Sometimes sell-offs can lead to buying opportunities, though. Let's take a look at two of the worst stocks in the Nasdaq in October to see if either of them are worth buying.

TuSimple runs into a wall

TuSimple (TSP) became the latest vehicle technology stock to blow up last month when news broke that the FBI and SEC were investigating it on charges of financing and transferring technology to a Chinese start-up, Hydron.

The next day the TuSimple board fired CEO Xiaodi Hou.

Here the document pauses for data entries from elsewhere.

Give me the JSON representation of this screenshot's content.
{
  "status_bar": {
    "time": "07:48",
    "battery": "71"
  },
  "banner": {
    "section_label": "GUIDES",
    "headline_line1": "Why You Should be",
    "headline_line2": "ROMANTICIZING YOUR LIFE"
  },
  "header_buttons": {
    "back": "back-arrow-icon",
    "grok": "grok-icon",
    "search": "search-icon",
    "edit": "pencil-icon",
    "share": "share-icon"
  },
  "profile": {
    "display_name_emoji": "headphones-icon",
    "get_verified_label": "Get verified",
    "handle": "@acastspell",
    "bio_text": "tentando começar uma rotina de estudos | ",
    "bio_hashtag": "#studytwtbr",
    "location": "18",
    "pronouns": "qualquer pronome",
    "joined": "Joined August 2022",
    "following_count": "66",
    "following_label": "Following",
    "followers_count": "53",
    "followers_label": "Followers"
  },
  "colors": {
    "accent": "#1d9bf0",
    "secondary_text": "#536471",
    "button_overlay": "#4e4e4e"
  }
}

In a statement, the company said that the termination was in response to an ongoing investigation by the audit committee, though it seems likely that the probe from the SEC and FBI played a role in the matter.

TuSimple announced its third-quarter earnings report that same day, Oct. 31. The company, which has minimal revenue, reported an operating loss in the quarter of $120 million, and said it surpassed 9 million autonomous miles driven in the quarter, calling it a major milestone.

The stock finished the month down 55%, and has continued to slide since then. On Nov. 10, the company brought back formerly ousted executive Cheng Lu to serve as permanent CEO.

At this point, TuSimple is in disarray, and the investigation from the SEC and FBI is still hanging over its head. Additionally, the autonomous vehicle industry has been a disappointment thus far, in part due to regulatory red tape, and it seems unlikely that autonomous trucking will go mainstream before passenger vehicles. TuSimple stock is best avoided.

Meta meets its match

Facebook parent Meta Platforms (META 1.10%) was also one of the Nasdaq's worst performers in October as the company badly missed the mark in its third-quarter earnings report. The stock fell 25% on the news.

In October, Meta lost 31% as the company said revenue declined by 4% in the quarter, and it missed earnings estimates after it lost $3.7 billion on reality labs, its division working on the metaverse. Management also said that its loss in reality labs would expand significantly in 2023, indicating that its loss next year could swell to $15 billion-$20 billion as it's on track to hit around $13 billion this year.

Though the company said it planned to control spending on reality labs in order to grow overall operating profit starting in 2024, the news indicated that its profits were likely to shrink further in 2023. 

In the wake of that earnings report, Meta announced that it was laying off 11,000 employees, or 13% of staff, which the company estimates will save $1 billion-$2 billion in annual expenses. The layoffs show CEO Mark Zuckerberg taking investor concerns seriously as the cash burn from reality labs may be getting out of hand. The company also lowered its guidance for total expenses next year.

Meta stock rose on the layoff news, but the stock is still cheap based on conventional valuation metrics. Despite that price, Meta still carries a lot of risk depending on how the metaverse experiment goes. Unless it gains traction with reality labs, the tech stock is unlikely to make a significant recovery.